En Angleterre par exemple, aux XVIIe et XVIIIe siècles, les salariés étaient considérés comme des domestiques, des subalternes, et cela justifiait leur exclusion de la communauté politique. La principale différence entre la pauvreté médiévale et la pauvreté contemporaine tient au fond aux sources qui permettent d’en écrire l’histoire : on a accès pour les périodes les plus récentes à la parole des pauvres, et donc aux formes d’organisation, de contestation et de contre-société mises en œuvre par eux contre l’ordre social qui les stigmatise et les exclut. Rien de tel pour les temps médiévaux : on ne peut écrire sur les pauvres du Moyen Âge, que l’histoire de leur exclusion, de leur dévalorisation et de leur infamie.

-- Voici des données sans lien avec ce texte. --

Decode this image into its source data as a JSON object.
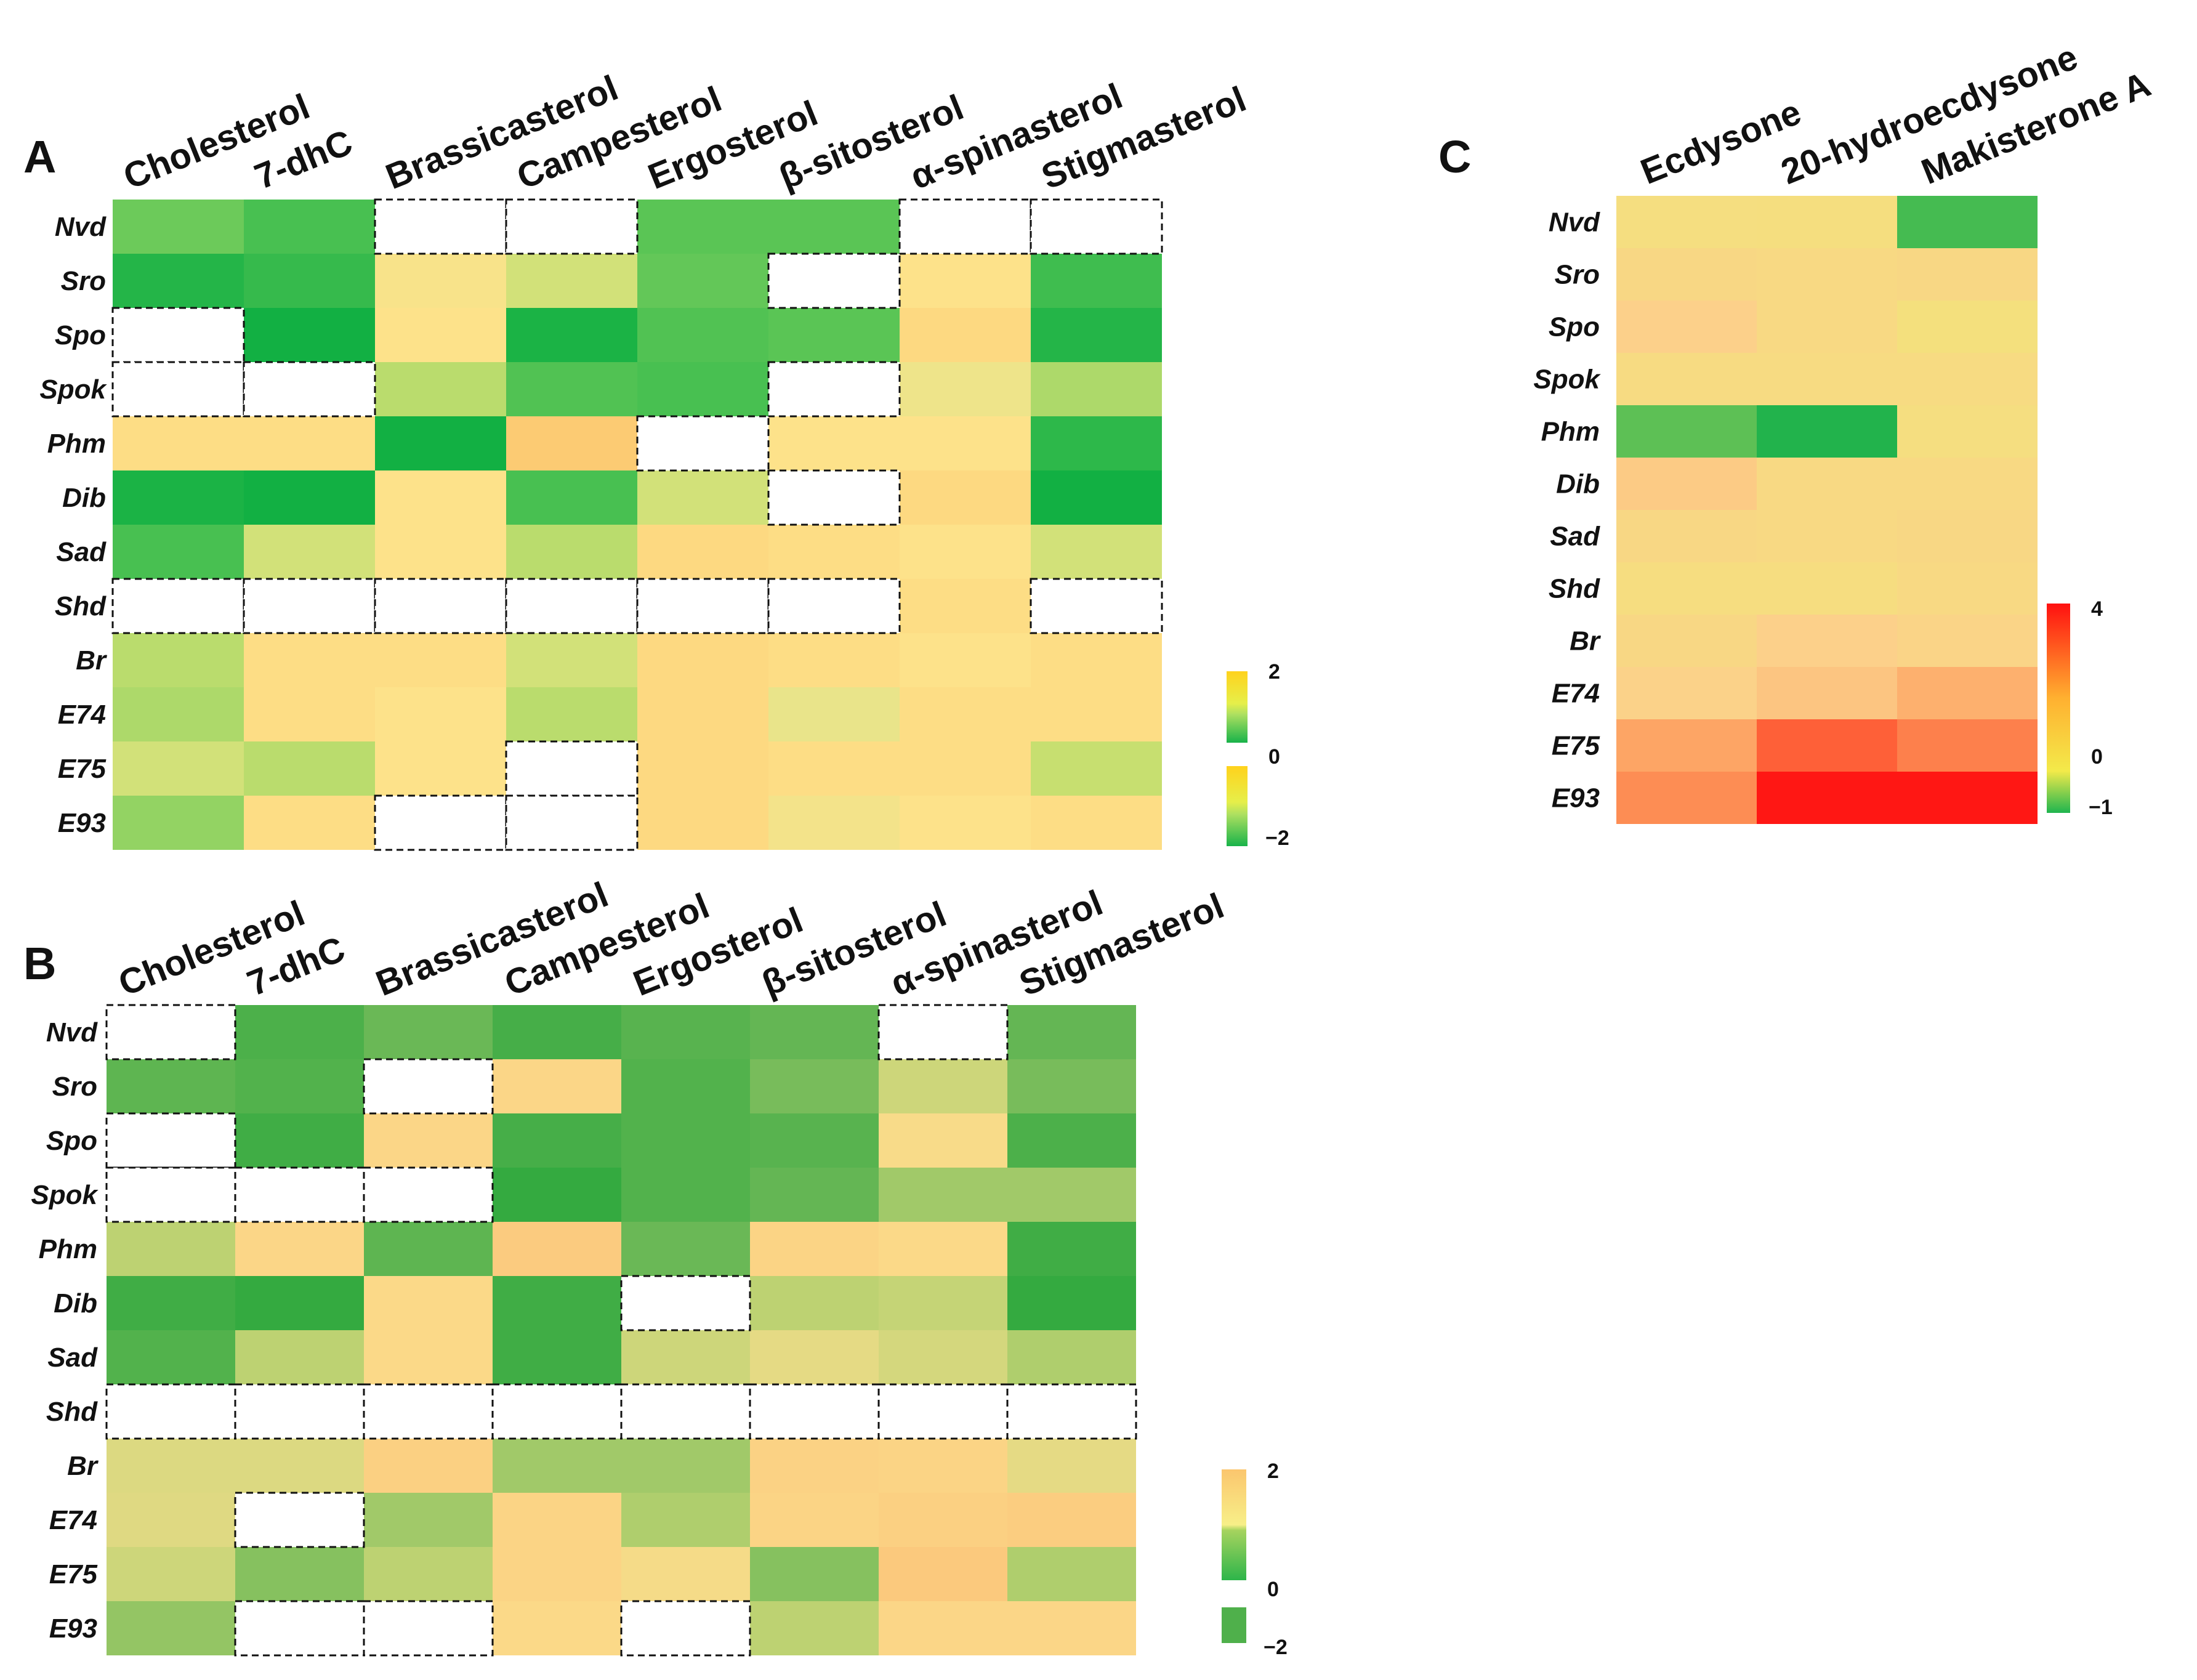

Giacomo Todeschini est historien, ancien professeur à l’université de Trieste

Ce texte est extrait d’un entretien avec Giacomo Todeschini, « La pauvreté a-t-elle un sens ? », publié dans L’Histoire n° 480, février 2021.


Illustration / Les mendiants, Bruegel. Domaine public, source : wikimedia.org


[1Au sens le plus courant, la théologie désigne l’étude de Dieu et des choses divines.

[2Créés au début du XIIIe siècle en Occident, ce sont des ordres religieux urbains dont les membres vivent de la charité. Leur nom dérive souvent de celui du fondateur, Saint François d’Assise pour les franciscains, Saint Dominique de Guzmàn pour les dominicains, etc.

[3Saint François d’Assise (1181-1226) : religieux, fondateur de l’ordre des Frères Mineurs (franciscains).

[4Le Bas Moyen Âge (ou Moyen Âge tardif) correspond à la fin du Moyen Âge, à partir du XIIe siècle pour certains historiens, aux XIVe et XVe siècles pour d’autres.

[5L’usurier est celui qui prête à un taux considéré comme excessif.

[6Aux XIIe et XIIIe siècles, des innovations permettent d’augmenter les rendements agricoles et la productivité de l’industrie textile, de nouvelles énergies sont exploitées (traction animale, vent et eau pour les moulins, de nouveaux produits apparaissent (papier, boussole, etc.) et les échanges se développent.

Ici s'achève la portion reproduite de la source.